RFK Jr. attacked the CDC's ‘fascism’, likened vaccinating children to abuse by the Catholic Church

Robert F. Kennedy Jr., Donald Trump's pick for Health and Human Services secretary, shared anti-vaccine conspiracy theories at conferences on autism.

Robert F. Kennedy Jr. has a dark view of the Centers for Disease Control and Prevention. In 2019, he called the federal agency’s vaccine division a fascist enterprise and accused it of knowingly hurting children. He also compared what he saw as a widespread conspiracy to hide harms from the child vaccination program to the cover-up of child sexual abuse in the Catholic Church. 

“The word ‘fascism’ in Italian means a bundle of sticks, and what it means is the bundle is more important than the sticks,” Kennedy said in previously unreported remarks in 2019 to a private audience at AutismOne, a conference for parents of autistic children. “The institution, CDC and the vaccine program, is more important than the children that it’s supposed to protect.

“It’s the same reason we had a pedophile scandal in the Catholic Church,” he continued. “Because people were able to convince themselves that the institution, the church, was more important than these little boys and girls who were being raped. And everybody kept their mouth shut. The press, the prosecutors, the priests, the bishops, the monsignors, the Vatican, and even the parents of the kids who just didn’t want to believe it was happening, or believed so much in the church they were unwilling to criticize it.
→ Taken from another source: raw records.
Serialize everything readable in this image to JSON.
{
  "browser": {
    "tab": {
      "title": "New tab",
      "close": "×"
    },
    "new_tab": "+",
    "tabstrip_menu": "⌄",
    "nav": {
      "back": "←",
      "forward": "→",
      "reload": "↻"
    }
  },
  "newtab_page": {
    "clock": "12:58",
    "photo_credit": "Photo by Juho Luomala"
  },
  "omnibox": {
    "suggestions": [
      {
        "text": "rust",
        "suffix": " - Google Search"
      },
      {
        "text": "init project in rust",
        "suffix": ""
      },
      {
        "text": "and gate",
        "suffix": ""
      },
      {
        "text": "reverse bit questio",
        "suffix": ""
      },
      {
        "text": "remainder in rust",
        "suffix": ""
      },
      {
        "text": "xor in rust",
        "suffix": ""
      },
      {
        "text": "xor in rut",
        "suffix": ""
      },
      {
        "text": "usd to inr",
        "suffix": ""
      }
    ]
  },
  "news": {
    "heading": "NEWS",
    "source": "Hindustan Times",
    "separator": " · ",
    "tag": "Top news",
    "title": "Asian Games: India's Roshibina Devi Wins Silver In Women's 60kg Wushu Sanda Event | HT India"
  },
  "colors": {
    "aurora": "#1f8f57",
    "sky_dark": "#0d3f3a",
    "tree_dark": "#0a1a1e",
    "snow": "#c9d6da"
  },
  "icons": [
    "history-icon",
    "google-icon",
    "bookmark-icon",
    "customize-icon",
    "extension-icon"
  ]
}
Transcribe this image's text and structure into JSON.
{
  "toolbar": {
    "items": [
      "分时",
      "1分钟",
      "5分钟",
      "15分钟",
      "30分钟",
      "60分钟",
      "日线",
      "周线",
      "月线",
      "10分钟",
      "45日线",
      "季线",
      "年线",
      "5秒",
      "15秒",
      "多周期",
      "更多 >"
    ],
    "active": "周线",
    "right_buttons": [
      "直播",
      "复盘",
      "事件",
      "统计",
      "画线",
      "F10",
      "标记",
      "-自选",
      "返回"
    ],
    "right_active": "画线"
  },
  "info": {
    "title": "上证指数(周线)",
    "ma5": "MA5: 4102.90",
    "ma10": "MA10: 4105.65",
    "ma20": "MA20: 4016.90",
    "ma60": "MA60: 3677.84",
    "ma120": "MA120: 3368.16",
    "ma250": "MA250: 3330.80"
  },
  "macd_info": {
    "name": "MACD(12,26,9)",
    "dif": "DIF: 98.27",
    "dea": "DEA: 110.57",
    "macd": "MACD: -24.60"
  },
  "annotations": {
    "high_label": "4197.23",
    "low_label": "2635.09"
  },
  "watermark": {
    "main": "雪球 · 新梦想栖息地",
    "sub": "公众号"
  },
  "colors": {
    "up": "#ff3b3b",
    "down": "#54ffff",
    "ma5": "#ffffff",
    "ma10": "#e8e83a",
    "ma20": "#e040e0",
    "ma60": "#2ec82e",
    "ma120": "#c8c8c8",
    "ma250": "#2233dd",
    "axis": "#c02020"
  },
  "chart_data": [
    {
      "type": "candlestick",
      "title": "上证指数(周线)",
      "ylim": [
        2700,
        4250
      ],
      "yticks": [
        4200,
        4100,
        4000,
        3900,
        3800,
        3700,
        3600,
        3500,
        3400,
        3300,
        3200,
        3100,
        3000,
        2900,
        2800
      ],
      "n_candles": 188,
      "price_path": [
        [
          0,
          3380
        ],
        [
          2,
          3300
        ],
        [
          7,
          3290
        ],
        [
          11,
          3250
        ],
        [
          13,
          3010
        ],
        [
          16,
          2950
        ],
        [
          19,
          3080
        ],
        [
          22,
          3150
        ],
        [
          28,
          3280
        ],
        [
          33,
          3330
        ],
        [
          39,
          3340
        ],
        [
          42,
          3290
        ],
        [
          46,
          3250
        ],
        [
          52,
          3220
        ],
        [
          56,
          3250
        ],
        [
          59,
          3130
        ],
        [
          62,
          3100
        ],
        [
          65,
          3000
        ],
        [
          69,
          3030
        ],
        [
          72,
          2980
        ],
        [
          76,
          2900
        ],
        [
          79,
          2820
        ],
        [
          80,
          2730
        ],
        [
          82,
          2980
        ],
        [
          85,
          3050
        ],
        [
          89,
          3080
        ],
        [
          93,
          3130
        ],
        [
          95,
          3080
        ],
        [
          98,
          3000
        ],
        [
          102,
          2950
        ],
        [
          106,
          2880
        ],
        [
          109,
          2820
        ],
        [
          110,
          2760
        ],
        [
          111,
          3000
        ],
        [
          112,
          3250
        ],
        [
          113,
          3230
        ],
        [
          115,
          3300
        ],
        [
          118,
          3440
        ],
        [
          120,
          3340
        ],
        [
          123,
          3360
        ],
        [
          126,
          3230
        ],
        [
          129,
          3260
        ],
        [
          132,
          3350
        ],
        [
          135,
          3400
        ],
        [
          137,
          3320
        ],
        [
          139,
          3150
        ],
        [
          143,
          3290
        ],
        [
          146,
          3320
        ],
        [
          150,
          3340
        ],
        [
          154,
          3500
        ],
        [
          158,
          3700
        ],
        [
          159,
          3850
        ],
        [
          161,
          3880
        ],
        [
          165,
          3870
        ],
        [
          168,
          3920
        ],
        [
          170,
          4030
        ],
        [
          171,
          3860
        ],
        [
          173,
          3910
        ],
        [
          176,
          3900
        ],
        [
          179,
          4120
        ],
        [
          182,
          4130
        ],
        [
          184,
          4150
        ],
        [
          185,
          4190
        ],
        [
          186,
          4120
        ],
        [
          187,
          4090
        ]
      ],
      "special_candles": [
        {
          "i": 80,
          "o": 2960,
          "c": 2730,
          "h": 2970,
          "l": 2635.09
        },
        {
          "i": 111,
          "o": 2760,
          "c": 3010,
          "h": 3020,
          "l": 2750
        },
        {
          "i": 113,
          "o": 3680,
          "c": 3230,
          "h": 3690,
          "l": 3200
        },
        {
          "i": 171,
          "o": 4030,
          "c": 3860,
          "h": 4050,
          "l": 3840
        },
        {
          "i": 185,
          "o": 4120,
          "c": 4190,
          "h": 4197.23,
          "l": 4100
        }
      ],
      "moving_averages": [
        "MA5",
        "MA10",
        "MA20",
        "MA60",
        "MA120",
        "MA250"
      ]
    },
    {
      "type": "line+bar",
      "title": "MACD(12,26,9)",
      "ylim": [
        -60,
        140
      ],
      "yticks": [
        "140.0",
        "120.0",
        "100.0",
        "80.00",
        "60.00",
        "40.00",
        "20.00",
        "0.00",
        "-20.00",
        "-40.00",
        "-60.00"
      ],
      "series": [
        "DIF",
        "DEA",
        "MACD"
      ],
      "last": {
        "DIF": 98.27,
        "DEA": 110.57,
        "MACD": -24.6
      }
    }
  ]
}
And you know, that is the perfect metaphor for what’s happening to us. There have to be parents who stand up and say, ‘We don’t give a s---.’”

Kennedy made these remarks and others — most previously unreported — over years of appearances at AutismOne. The comments, dating back to 2013, include claims that the CDC is a “cesspool of corruption,” filled with profiteers, harming children in a way he also likened to “Nazi death camps.”

Kennedy, an anti-vaccine activist, has been known to use — and sometimes apologize for — extreme language and metaphors when speaking about what he perceives as a threat from vaccines. It’s misinformation about autism and mass injury that doctors and public health officials have disproven over and over again. Numerous studies across countries and continents have found that vaccines are safe, prevent injury and save lives, and do not cause autism.